ACKNOWLEDGEMENTS

Thanks to my editor Jenni Hill at Orbit/Little, Brown for her enthusiasm and help in bringing The Oversight out of the shadows and into the world, and to Joanna Kramer for her painstaking copy-edit. Any infelicities are mine, not theirs. Thanks to Fergus Fleming, Barnaby Rogerson and Rose Baring for secret reading and encouragement along the way. I’m grateful to Willi Paterson for lending me “Lord” George Sanger’s memoir of life in a mid-nineteenth-century travelling show Seventy Years a Showman, which was as invaluable a resource for creating the world Sara fell into as Dickens’s essays from Household Words are for the London that she fell out of. The Sangers aren’t in my book, but the Pyefinches are close kin. Na-Barno Eagle and Hector Anderson his great rival did really exist, and Georgiana… well she existed too, but what happened to her you’ll have to wait and see. In real life she touched royalty.
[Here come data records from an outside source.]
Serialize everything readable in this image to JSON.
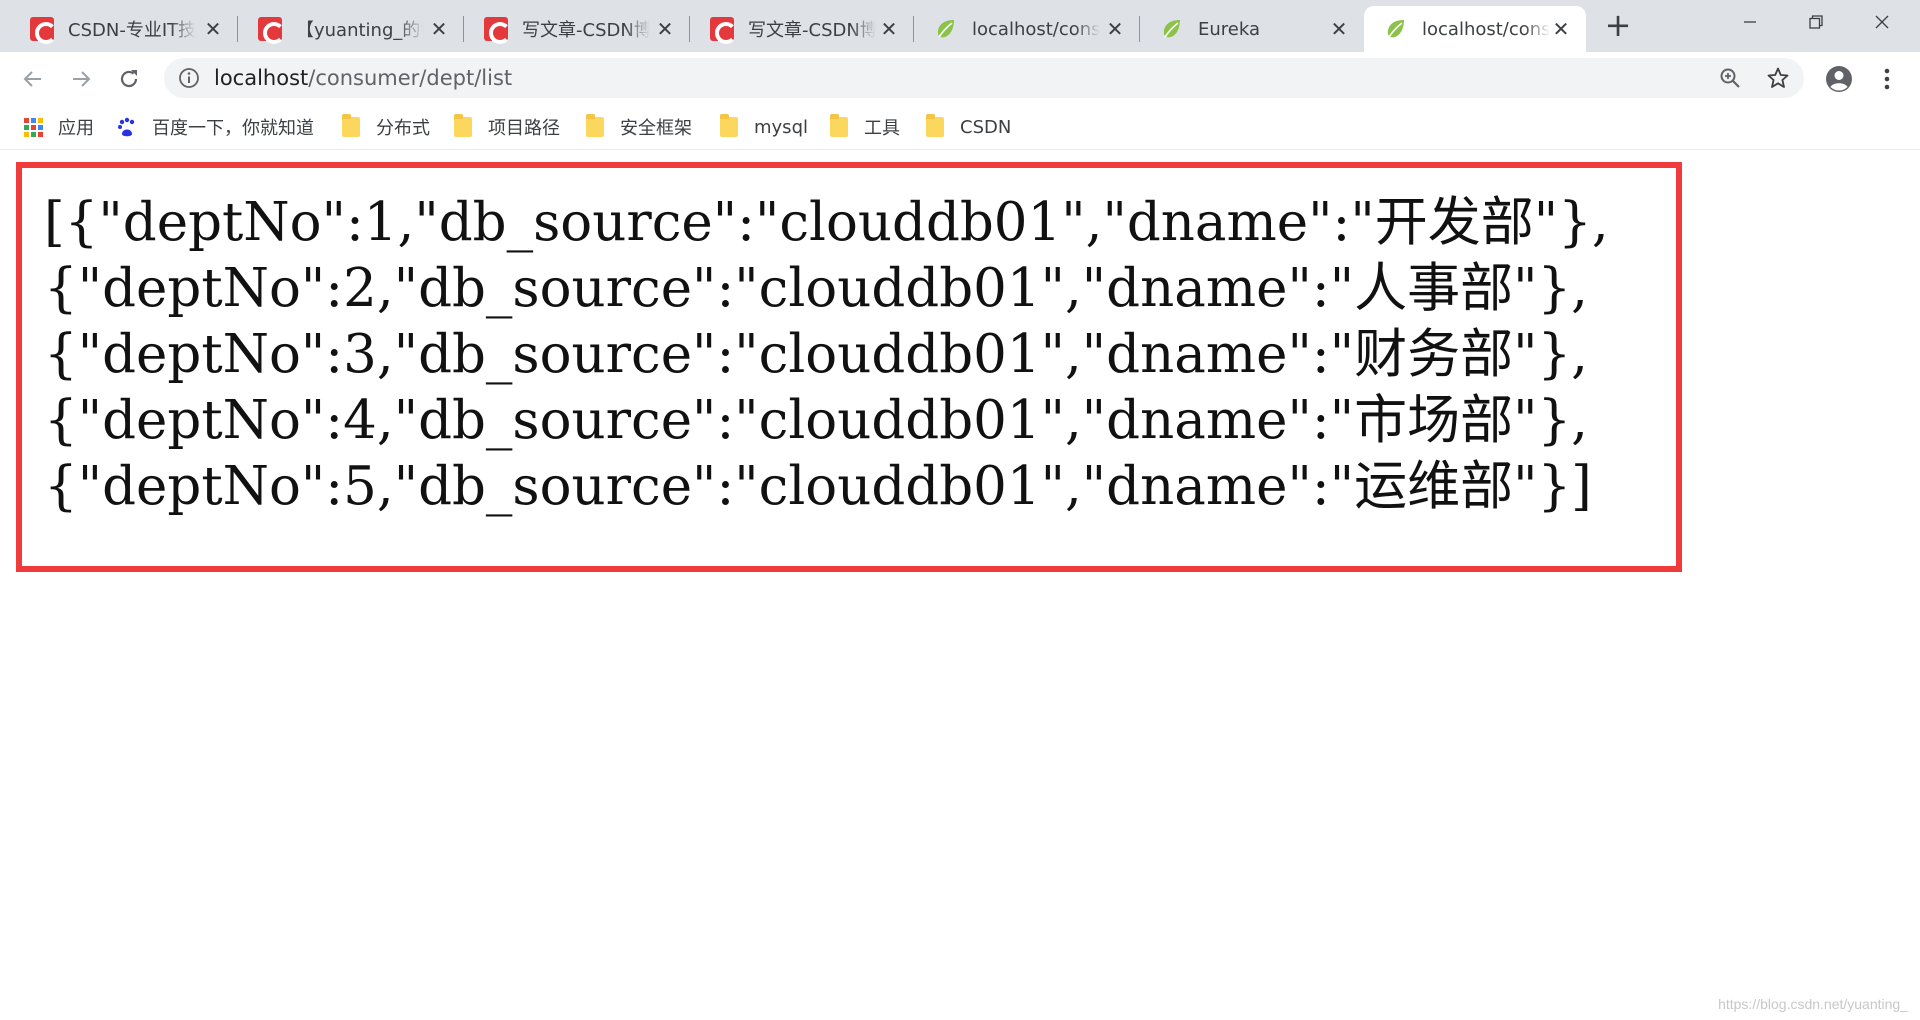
{
  "tabs": [
    {
      "title": "CSDN-专业IT技",
      "favicon": "csdn-icon",
      "active": false
    },
    {
      "title": "【yuanting_的博",
      "favicon": "csdn-icon",
      "active": false
    },
    {
      "title": "写文章-CSDN博",
      "favicon": "csdn-icon",
      "active": false
    },
    {
      "title": "写文章-CSDN博",
      "favicon": "csdn-icon",
      "active": false
    },
    {
      "title": "localhost/cons",
      "favicon": "spring-leaf-icon",
      "active": false
    },
    {
      "title": "Eureka",
      "favicon": "spring-leaf-icon",
      "active": false
    },
    {
      "title": "localhost/cons",
      "favicon": "spring-leaf-icon",
      "active": true
    }
  ],
  "close_glyph": "✕",
  "new_tab_glyph": "+",
  "address_bar": {
    "host": "localhost",
    "path": "/consumer/dept/list"
  },
  "bookmarks": [
    {
      "label": "应用",
      "icon": "apps-grid-icon"
    },
    {
      "label": "百度一下，你就知道",
      "icon": "baidu-paw-icon"
    },
    {
      "label": "分布式",
      "icon": "folder-icon"
    },
    {
      "label": "项目路径",
      "icon": "folder-icon"
    },
    {
      "label": "安全框架",
      "icon": "folder-icon"
    },
    {
      "label": "mysql",
      "icon": "folder-icon"
    },
    {
      "label": "工具",
      "icon": "folder-icon"
    },
    {
      "label": "CSDN",
      "icon": "folder-icon"
    }
  ],
  "page": {
    "json_lines": [
      "[{\"deptNo\":1,\"db_source\":\"clouddb01\",\"dname\":\"开发部\"},",
      "{\"deptNo\":2,\"db_source\":\"clouddb01\",\"dname\":\"人事部\"},",
      "{\"deptNo\":3,\"db_source\":\"clouddb01\",\"dname\":\"财务部\"},",
      "{\"deptNo\":4,\"db_source\":\"clouddb01\",\"dname\":\"市场部\"},",
      "{\"deptNo\":5,\"db_source\":\"clouddb01\",\"dname\":\"运维部\"}]"
    ],
    "highlight_color": "#ef3b3b"
  },
  "watermark": "https://blog.csdn.net/yuanting_",
  "colors": {
    "tabstrip": "#dee1e6",
    "csdn_red": "#e4393c",
    "spring_green": "#6db33f",
    "folder": "#fbd85d"
  }
}
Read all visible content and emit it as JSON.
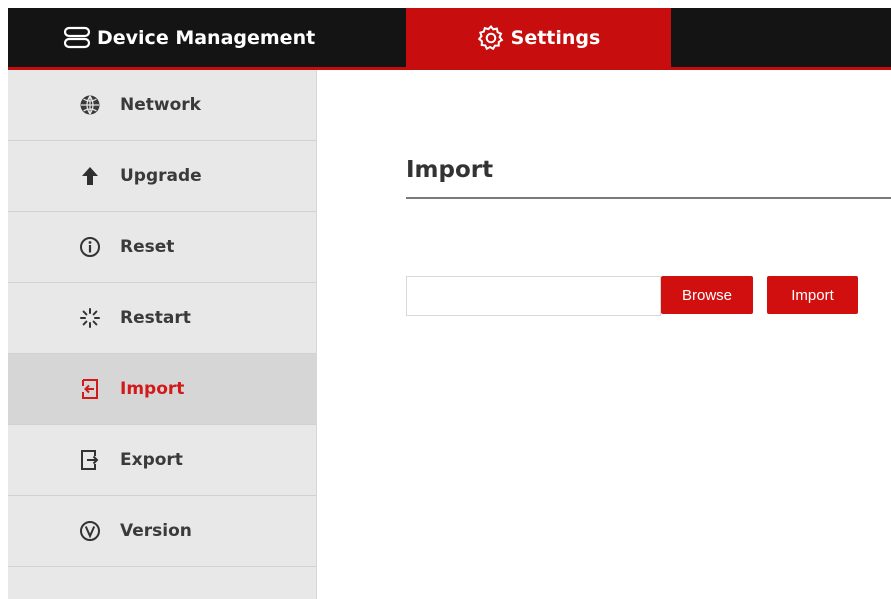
{
  "topbar": {
    "device_management": {
      "label": "Device Management",
      "icon": "server-icon"
    },
    "settings": {
      "label": "Settings",
      "icon": "gear-icon"
    }
  },
  "sidebar": {
    "items": [
      {
        "label": "Network",
        "icon": "network-icon",
        "active": false
      },
      {
        "label": "Upgrade",
        "icon": "arrow-up-icon",
        "active": false
      },
      {
        "label": "Reset",
        "icon": "info-icon",
        "active": false
      },
      {
        "label": "Restart",
        "icon": "spinner-icon",
        "active": false
      },
      {
        "label": "Import",
        "icon": "import-icon",
        "active": true
      },
      {
        "label": "Export",
        "icon": "export-icon",
        "active": false
      },
      {
        "label": "Version",
        "icon": "version-icon",
        "active": false
      }
    ]
  },
  "content": {
    "title": "Import",
    "file_input": {
      "value": "",
      "placeholder": ""
    },
    "browse_label": "Browse",
    "import_label": "Import"
  },
  "colors": {
    "accent": "#c70d0d",
    "topbar": "#141414",
    "sidebar": "#e8e8e9",
    "sidebar_active": "#d6d6d7",
    "active_text": "#d21a1a"
  }
}
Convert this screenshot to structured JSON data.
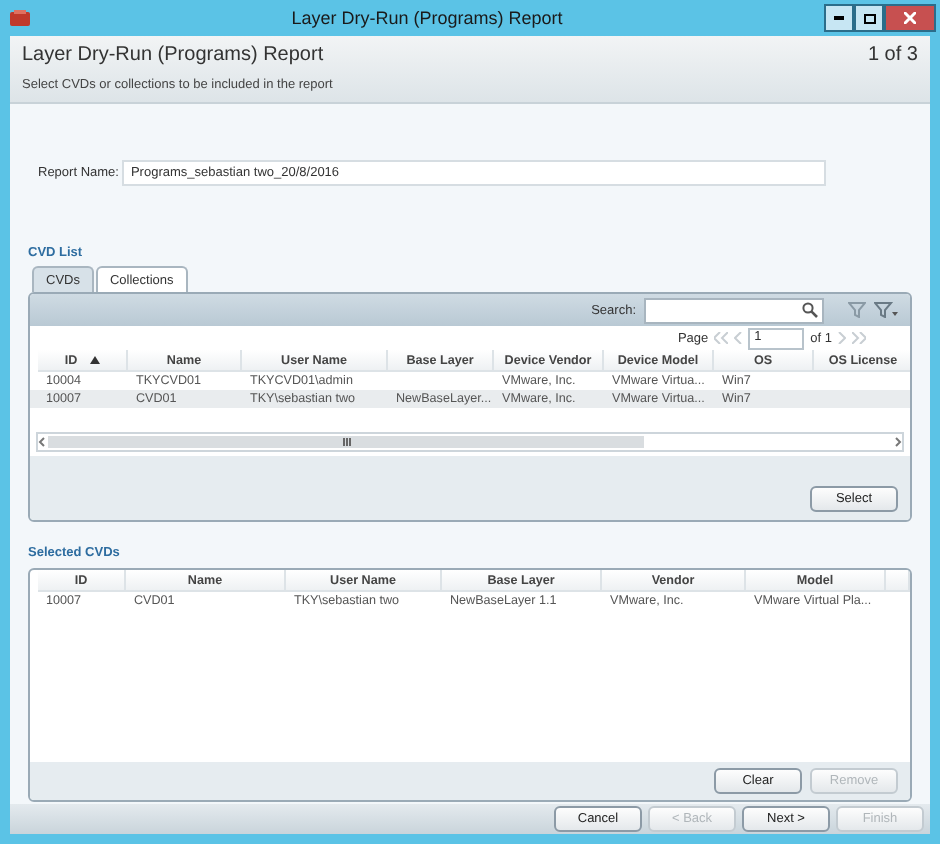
{
  "window": {
    "title": "Layer Dry-Run (Programs) Report"
  },
  "header": {
    "title": "Layer Dry-Run (Programs) Report",
    "step": "1 of 3",
    "subtitle": "Select CVDs or collections to be included in the report"
  },
  "report_name": {
    "label": "Report Name:",
    "value": "Programs_sebastian two_20/8/2016"
  },
  "cvd_list": {
    "label": "CVD List",
    "tabs": [
      {
        "label": "CVDs",
        "selected": true
      },
      {
        "label": "Collections",
        "selected": false
      }
    ],
    "search": {
      "label": "Search:"
    },
    "pager": {
      "label": "Page",
      "page": "1",
      "total": "of 1"
    },
    "columns": [
      {
        "label": "ID",
        "sorted": true
      },
      {
        "label": "Name",
        "sorted": false
      },
      {
        "label": "User Name",
        "sorted": false
      },
      {
        "label": "Base Layer",
        "sorted": false
      },
      {
        "label": "Device Vendor",
        "sorted": false
      },
      {
        "label": "Device Model",
        "sorted": false
      },
      {
        "label": "OS",
        "sorted": false
      },
      {
        "label": "OS License",
        "sorted": false
      }
    ],
    "rows": [
      {
        "selected": false,
        "cells": [
          "10004",
          "TKYCVD01",
          "TKYCVD01\\admin",
          "",
          "VMware, Inc.",
          "VMware Virtua...",
          "Win7",
          ""
        ]
      },
      {
        "selected": true,
        "cells": [
          "10007",
          "CVD01",
          "TKY\\sebastian two",
          "NewBaseLayer...",
          "VMware, Inc.",
          "VMware Virtua...",
          "Win7",
          ""
        ]
      }
    ],
    "button": {
      "label": "Select",
      "disabled": false
    }
  },
  "selected_cvds": {
    "label": "Selected CVDs",
    "columns": [
      "ID",
      "Name",
      "User Name",
      "Base Layer",
      "Vendor",
      "Model"
    ],
    "rows": [
      {
        "cells": [
          "10007",
          "CVD01",
          "TKY\\sebastian two",
          "NewBaseLayer 1.1",
          "VMware, Inc.",
          "VMware Virtual Pla..."
        ]
      }
    ],
    "buttons": [
      {
        "label": "Clear",
        "disabled": false
      },
      {
        "label": "Remove",
        "disabled": true
      }
    ]
  },
  "footer_buttons": [
    {
      "label": "Cancel",
      "disabled": false
    },
    {
      "label": "< Back",
      "disabled": true
    },
    {
      "label": "Next >",
      "disabled": false
    },
    {
      "label": "Finish",
      "disabled": true
    }
  ]
}
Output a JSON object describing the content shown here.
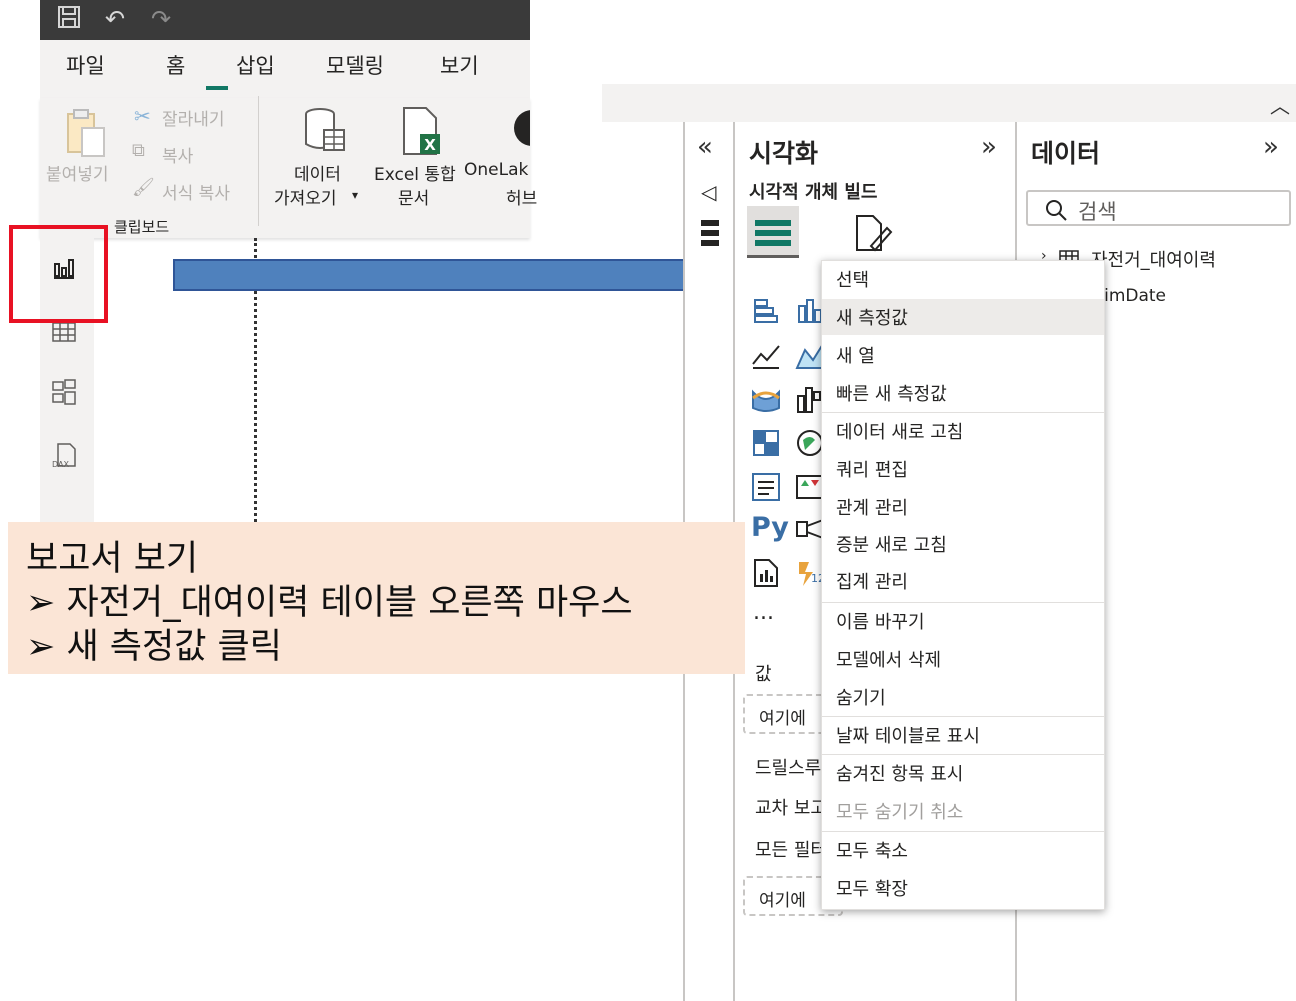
{
  "ribbon": {
    "tabs": [
      "파일",
      "홈",
      "삽입",
      "모델링",
      "보기"
    ],
    "active_tab": "홈",
    "clipboard": {
      "paste": "붙여넣기",
      "cut": "잘라내기",
      "copy": "복사",
      "format_copy": "서식 복사",
      "group": "클립보드"
    },
    "get_data": [
      "데이터",
      "가져오기"
    ],
    "excel": [
      "Excel 통합",
      "문서"
    ],
    "onelake": [
      "OneLak",
      "허브"
    ]
  },
  "visualization_pane": {
    "title": "시각화",
    "build_label": "시각적 개체 빌드",
    "values_label": "값",
    "values_well": "여기에",
    "drillthrough_label": "드릴스루",
    "cross_report_label": "교차 보고",
    "all_filters_label": "모든 필터",
    "filters_well": "여기에 ",
    "more": "...",
    "py": "Py"
  },
  "data_pane": {
    "title": "데이터",
    "search_placeholder": "검색",
    "tables": [
      "자전거_대여이력",
      "DimDate"
    ]
  },
  "context_menu": {
    "items": [
      {
        "label": "선택",
        "state": "normal"
      },
      {
        "label": "새 측정값",
        "state": "hover"
      },
      {
        "label": "새 열",
        "state": "normal"
      },
      {
        "label": "빠른 새 측정값",
        "state": "normal"
      },
      {
        "label": "데이터 새로 고침",
        "state": "normal"
      },
      {
        "label": "쿼리 편집",
        "state": "normal"
      },
      {
        "label": "관계 관리",
        "state": "normal"
      },
      {
        "label": "증분 새로 고침",
        "state": "normal"
      },
      {
        "label": "집계 관리",
        "state": "normal"
      },
      {
        "label": "이름 바꾸기",
        "state": "normal"
      },
      {
        "label": "모델에서 삭제",
        "state": "normal"
      },
      {
        "label": "숨기기",
        "state": "normal"
      },
      {
        "label": "날짜 테이블로 표시",
        "state": "normal"
      },
      {
        "label": "숨겨진 항목 표시",
        "state": "normal"
      },
      {
        "label": "모두 숨기기 취소",
        "state": "disabled"
      },
      {
        "label": "모두 축소",
        "state": "normal"
      },
      {
        "label": "모두 확장",
        "state": "normal"
      }
    ]
  },
  "annotation": {
    "title": "보고서 보기",
    "steps": [
      "자전거_대여이력 테이블 오른쪽 마우스",
      "새 측정값 클릭"
    ],
    "bullet": "➢"
  },
  "colors": {
    "accent": "#117865",
    "highlight_box": "#e81123",
    "arrow": "#4f81bd",
    "note_bg": "#fbe5d6"
  }
}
The Westphalian-born Rabbi Samuel Falk was a kabbalist and an alchemist and is reputed to know the true name of God, hence his title of “Ba’al Shem” (Master of the Name), and he did indeed live and keep a laboratory in Wellclose Square. He counted Casanova as one of his wide acquaintance. He is reputed to have used his knowledge of the Name to create and animate the only golem ever to walk London’s streets. There is no official record showing he had a granddaughter named Sara. But then The Oversight doesn’t officially exist either, so who knows?

John Dee is of course an historical character, and his magic paraphernalia is still on display in the British Museum. You’ve probably unmasked The Citizen’s real identity, but if not you’ll have to wait, but he too existed and we’ll see more of him. The “estimable Mr Henderson” whose “receipt” Cook uses for her Eccles cakes is with us now: I’ve never met him but I have always deeply enjoyed his restaurants and especially the said Eccles cakes (with cheese), so I hope he doesn’t mind being anachronistically thrust back into 1840s London as a bizarre thank you from a stranger.

Anyone who knew my dad and has read this far may have recognised bits of him earlier, if not in The Smith himself, then certainly in his workshop which is my dad’s, minus the blacksmithery. Dad introduced me to Wayland Smith when he shared his love of Kipling with me as a young boy. I think he’d have enjoyed the way I repaid that gift by making him a part of this story, but he died before I finished it. Deaths are tough times for all families, but we and he were greatly helped and served by truly great district nurses in his final illness. Thank you Siobhan Dickson, Tina Dodd and Janice Colley, and also thank you Kathy, Karen, Theresa and Cheryl from St Michael’s Hospice. I am enormously grateful for the professionalism and enormous patience and good humour of Paul Allsopp, whose visits brightened up some very dark days for both my parents. Special thanks to my wonderful cousin Tracey Little, brick of bricks. You all helped us keep our promise to him, and we couldn’t have done it without your graceful help.

And speaking of grace… Domenica. Always and forever, thank you. Nothing is ever quite as much fun without you. A.V.O.